Staniel Cay Yacht Club

Nous nous rendons au mini aéroport en 10 minutes et nous regardons partir nos amis. Merci de votre visite les amis et bon retour à la maison!

Nous profitons de notre arrêt à terre pour explorer un peu Staniel Cay. On arrête à l’épicerie bleue (Burkes) et aussi à la rose (Pi-Pi’s). Le bateau provision arrive demain. Il y a quand même du pain mais pas de lait frais. Nous reviendrons demain.

On décide de se payer un déjeuner de luxe: 3 assiettes de deux oeufs bacon et fruits (avec du café!) pour un modeste 75$ US au Staniel Cay Yacht Club. Pas trop souvent!

Resto de luxe!

De retour sur Océo on réalise qu’on est à marée basse alors vite on se prépare, on va voir la grotte Thunderball. Un film de James Bond a été tourné ici. La grotte est superbe mais nous sommes un peu dépassé l’étale (le slack) et le courant est déjà très fort. Daphnée et Livia ne se risquent pas et j’y fais seulement un tour rapide. Nous retournerons le lendemain à la place.

Nous en profitons aussi pour explorer une autre plage de Big Major, la « cruisers beach ». Des gens de bateau y ont aménagé des jeux et des tables à pique-nique. Les filles ont trouvé un endroit à leur goût!

Le lendemain matin je fais un retour à terre, seule, question d’efficacité pour faire l’épicerie. Et pourtant, j’aurai une efficacité quasi nulle: le bateau provision n’était pas déchargé. J’ai tout de même acheté quelques denrées, deux petits sacs d’essentiels pour 100$ US. Ça fait mal au portefeuille.

Un petit exemple, 2 litres de jus pour 8$ US.

J’en ai plutôt profité pour jaser avec des équipages québécois qui attendaient les provisions eux aussi.

Et j’aurais bien jasé plus longtemps mais nous avions un rendez-vous familial avec la marée basse et la grotte Thunderball que je ne voulais pas rater.

Quelle belle sortie ce fut! Nous y sommes tous allés, même Livia qui n’est pas encore tout à fait capable de mettre un masque de plongée mais qui est courageuse comme dix. Même chose pour Daphnée qui doit souvent combattre des peurs trop grandes pour elle mais qui serre les dents et s’en sort très fière d’elle-même d’avoir pu en profiter. Quant à Mathilde, elle est rendue un vrai poisson dans l’eau. Avec palmes masque et tuba, elle va partout!

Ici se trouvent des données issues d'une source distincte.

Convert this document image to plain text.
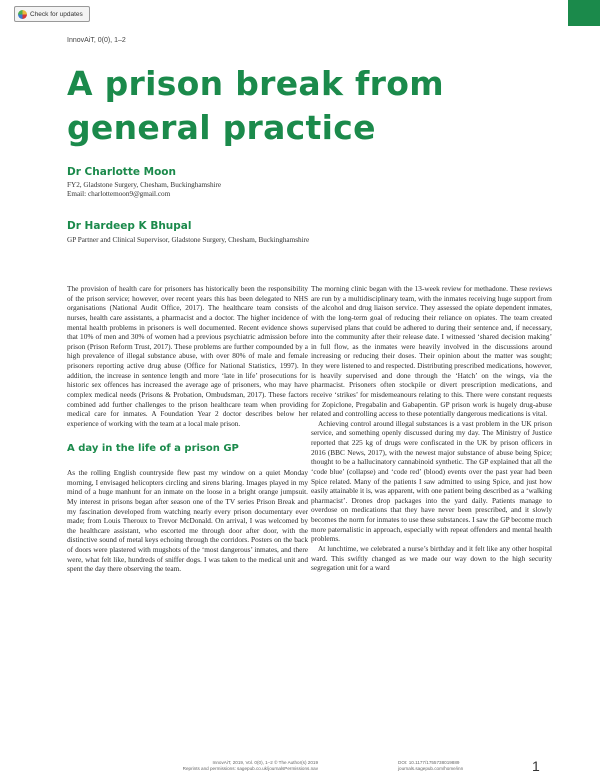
Check for updates
InnovAiT, 0(0), 1–2
A prison break from general practice

Dr Charlotte Moon

FY2, Gladstone Surgery, Chesham, Buckinghamshire

Email: charlottemoon9@gmail.com

Dr Hardeep K Bhupal

GP Partner and Clinical Supervisor, Gladstone Surgery, Chesham, Buckinghamshire

The provision of health care for prisoners has historically been the responsibility of the prison service; however, over recent years this has been delegated to NHS organisations (National Audit Office, 2017). The healthcare team consists of nurses, health care assistants, a pharmacist and a doctor. The higher incidence of mental health problems in prisoners is well documented. Recent evidence shows that 10% of men and 30% of women had a previous psychiatric admission before prison (Prison Reform Trust, 2017). These problems are further compounded by a high prevalence of illegal substance abuse, with over 80% of male and female prisoners reporting active drug abuse (Office for National Statistics, 1997). In addition, the increase in sentence length and more ‘late in life’ prosecutions for historic sex offences has increased the average age of prisoners, who may have complex medical needs (Prisons & Probation, Ombudsman, 2017). These factors combined add further challenges to the prison healthcare team when providing medical care for inmates. A Foundation Year 2 doctor describes below her experience of working with the team at a local male prison.

A day in the life of a prison GP

As the rolling English countryside flew past my window on a quiet Monday morning, I envisaged helicopters circling and sirens blaring. Images played in my mind of a huge manhunt for an inmate on the loose in a bright orange jumpsuit. My interest in prisons began after season one of the TV series Prison Break and my fascination developed from watching nearly every prison documentary ever made; from Louis Theroux to Trevor McDonald. On arrival, I was welcomed by the healthcare assistant, who escorted me through door after door, with the distinctive sound of metal keys echoing through the corridors. Posters on the back of doors were plastered with mugshots of the ‘most dangerous’ inmates, and there were, what felt like, hundreds of sniffer dogs. I was taken to the medical unit and spent the day there observing the team.

The morning clinic began with the 13-week review for methadone. These reviews are run by a multidisciplinary team, with the inmates receiving huge support from the alcohol and drug liaison service. They assessed the opiate dependent inmates, with the long-term goal of reducing their reliance on opiates. The team created supervised plans that could be adhered to during their sentence and, if necessary, into the community after their release date. I witnessed ‘shared decision making’ in full flow, as the inmates were heavily involved in the discussions around increasing or reducing their doses. Their opinion about the matter was sought; they were listened to and respected. Distributing prescribed medications, however, is heavily supervised and done through the ‘Hatch’ on the wings, via the pharmacist. Prisoners often stockpile or divert prescription medications, and receive ‘strikes’ for misdemeanours relating to this. There were constant requests for Zopiclone, Pregabalin and Gabapentin. GP prison work is hugely drug-abuse related and controlling access to these potentially dangerous medications is vital.

Achieving control around illegal substances is a vast problem in the UK prison service, and something openly discussed during my day. The Ministry of Justice reported that 225 kg of drugs were confiscated in the UK by prison officers in 2016 (BBC News, 2017), with the newest major substance of abuse being Spice; thought to be a hallucinatory cannabinoid synthetic. The GP explained that all the ‘code blue’ (collapse) and ‘code red’ (blood) events over the past year had been Spice related. Many of the patients I saw admitted to using Spice, and just how easily attainable it is, was apparent, with one patient being described as a ‘walking pharmacist’. Drones drop packages into the yard daily. Patients manage to overdose on medications that they have never been prescribed, and it slowly becomes the norm for inmates to use these substances. I saw the GP become much more paternalistic in approach, especially with repeat offenders and mental health problems.

At lunchtime, we celebrated a nurse’s birthday and it felt like any other hospital ward. This swiftly changed as we made our way down to the high security segregation unit for a ward

InnovAiT, 2019, Vol. 0(0), 1–2 © The Author(s) 2019
Reprints and permissions: sagepub.co.uk/journalsPermissions.nav
DOI: 10.1177/1755738019889
journals.sagepub.com/home/inn	1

Je crois que c’était une de nos meilleures sorties familiales, tout le monde ensemble qui s’amuse.

Et bien sûr, la grotte est fabuleuse. L’entrée est pleine de poissons qui nous attendent. J’avais peur qu’il faille passer sous l’eau mais non, il y a un bon dégagement sous les rochers à marée basse et on y passe sans problème. Le plafond de la grotte est tout simplement magique avec ses ouvertures sur le le ciel. Définitivement un endroit à ne pas manquer.

On songe maintenant à notre descente vers le sud. Pas juste rejoindre Georgetown, mais aussi notre grand stretch dans l’océan pour aller jusqu’à la République Dominicaine et Porto Rico. Même sur papier, ça n’a pas l’air d’être du gâteau. De longues navigations, des ancrages pas très protégés. Il faut s’attendre à ne pas trop bien dormir pour un petit bout je pense!

On va commencer par finir de descendre les Exumas, on verra pour le reste après!